Health service staff in Mayo have been rocked by this week’s announcement that €1 billion cuts will have to be made this year.
There will be job losses, ward closures and a reduction in beds at Mayo General Hospital as a result of the cutbacks in the health service.
That’s according to Colm Keaveney, SIPTU branch organiser with some responsibility for health, and Galway Labour party county councillor.
The Irish Nurses’ Organisation has also painted a bleak picture with the prediction that there will be a complete closure of four of the major Dublin hospitals as a result of the impending cuts.
According to the INO: “The scale of a €1 billion cutback is way beyond anything witnessed in Ireland before and in terms of jobs, it represents between 8,000 and 10,000 possible job losses.”
Mr Keaveney, a member of the HSE West forum, further added that this was a “milestone of shame” for local politicians in Fianna Fáil to be associated with these cuts. “Those who can’t afford to pay will continue to be affected,” he told the Mayo Advertiser. “Public health is so embedded in our community, we are surrounded by our health through A&E, WestDoc, and the ambulance service, one significant initiative such as this will have devastating effects on the real and ordinary people, not the people with money in their back pockets,” he added.

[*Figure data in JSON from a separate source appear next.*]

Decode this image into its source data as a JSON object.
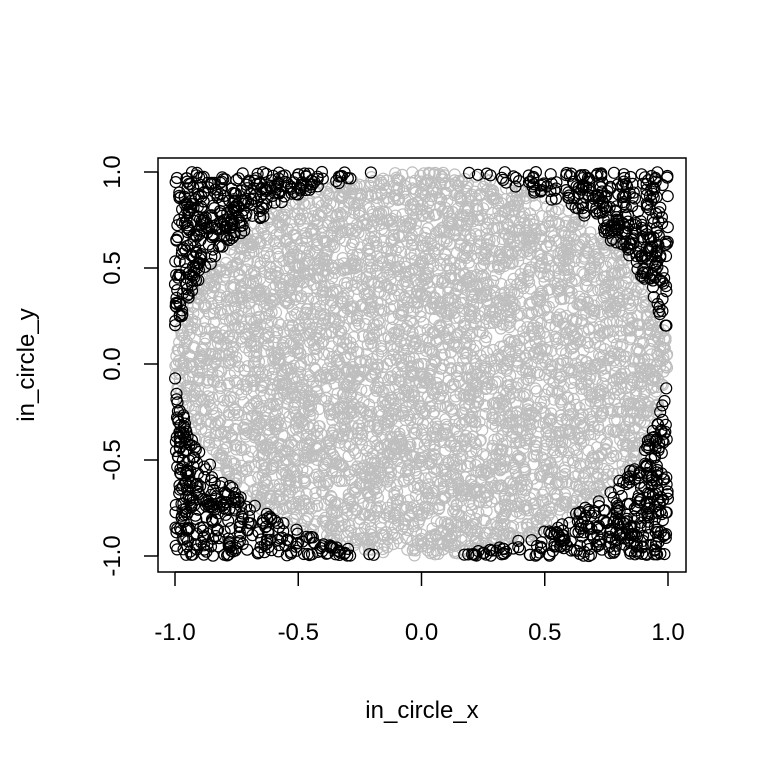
{
  "chart_data": {
    "type": "scatter",
    "title": "",
    "xlabel": "in_circle_x",
    "ylabel": "in_circle_y",
    "xlim": [
      -1.0,
      1.0
    ],
    "ylim": [
      -1.0,
      1.0
    ],
    "x_ticks": [
      "-1.0",
      "-0.5",
      "0.0",
      "0.5",
      "1.0"
    ],
    "y_ticks": [
      "-1.0",
      "-0.5",
      "0.0",
      "0.5",
      "1.0"
    ],
    "grid": false,
    "legend": "none",
    "series": [
      {
        "color": "#bebebe",
        "marker": "open-circle",
        "region": "inside unit circle (x^2 + y^2 <= 1)",
        "sample_points": [
          [
            0.0,
            0.0
          ],
          [
            0.5,
            0.5
          ],
          [
            -0.5,
            0.5
          ],
          [
            0.5,
            -0.5
          ],
          [
            -0.5,
            -0.5
          ],
          [
            0.9,
            0.0
          ],
          [
            -0.9,
            0.0
          ],
          [
            0.0,
            0.95
          ],
          [
            0.0,
            -0.95
          ],
          [
            0.3,
            -0.7
          ]
        ]
      },
      {
        "color": "#000000",
        "marker": "open-circle",
        "region": "outside unit circle (x^2 + y^2 > 1)",
        "sample_points": [
          [
            0.95,
            0.95
          ],
          [
            -0.95,
            0.95
          ],
          [
            0.95,
            -0.95
          ],
          [
            -0.95,
            -0.95
          ],
          [
            0.8,
            0.75
          ],
          [
            -0.8,
            0.75
          ],
          [
            0.8,
            -0.75
          ],
          [
            -0.8,
            -0.75
          ],
          [
            0.99,
            0.2
          ],
          [
            -0.99,
            -0.2
          ]
        ]
      }
    ]
  }
}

If you can’t afford to pay you will be sacrificed, is the stark warning from Mr Keaveney, who has urged the Mayo public to contact their local politicians and tell them they will not be voting for them again if they don’t act immediately to stop these cuts.
Increases in unemployment have led to an unforeseen increase in medical card expenditure by the health service but Dave Hughes, deputy general secretary of the INO, has lambasted the Government for not meeting these increases with a rise in health expenditure. Instead the government are looking for a €1 billion reduction in spending while at the same time allocating additional funding to the Department of Social, Family and Community Affairs to meet increased social welfare payments.
Noreen Mullion, INO representative in Mayo, agreed that cutbacks were inevitable in Mayo, but no specifics have yet been furnished to the nurses’ organisation. “As far as the INO are concerned it is a catastrophe,” said Ms Muldoon. “Cutbacks are not acceptable in our health service. The government have bailed out the banks to the tune of €7 billion but cutting back ordinary people by €1 billion is not acceptable,” she told the Advertiser.
The nurses’ representative warned that previous holders of private insurance policies, who now find themselves in the dole queues, will be depending on the public health service and as a result funding should be increased and not cut.
Staff at Mayo general hospital are in a state of shock, SIPTU representative Seamus Burke told the Advertiser. While there are “no hard facts” available yet as to how Mayo services will be affected, a meeting between hospital manager Mr Tony Canavan and union representatives next Thursday should reveal more.
It was revealed in January that hospital budgets in the west are to be cut by €30m. Now €5.1 million cuts to community services will be topped up by additional cuts of €2.7 million which will lead to the closure of wards in St Mary’s and the closure of houses in Aras Attracta, according to Mr Burke. “This is the last thing managers want to do but the scale of the cuts leaves them with little option,” he added.
A “terrible, terrible” situation now exists within the health service, with economists telling union officials that they have never seen the likes of it before. Ireland, which recently enjoyed one of the brightest economies in Europe, is now being described as a “basket case” with it costing our Government three times as much as the Danish to borrow for day to day spending.
We have gone from “hero to zero” overnight, added Mr Burke.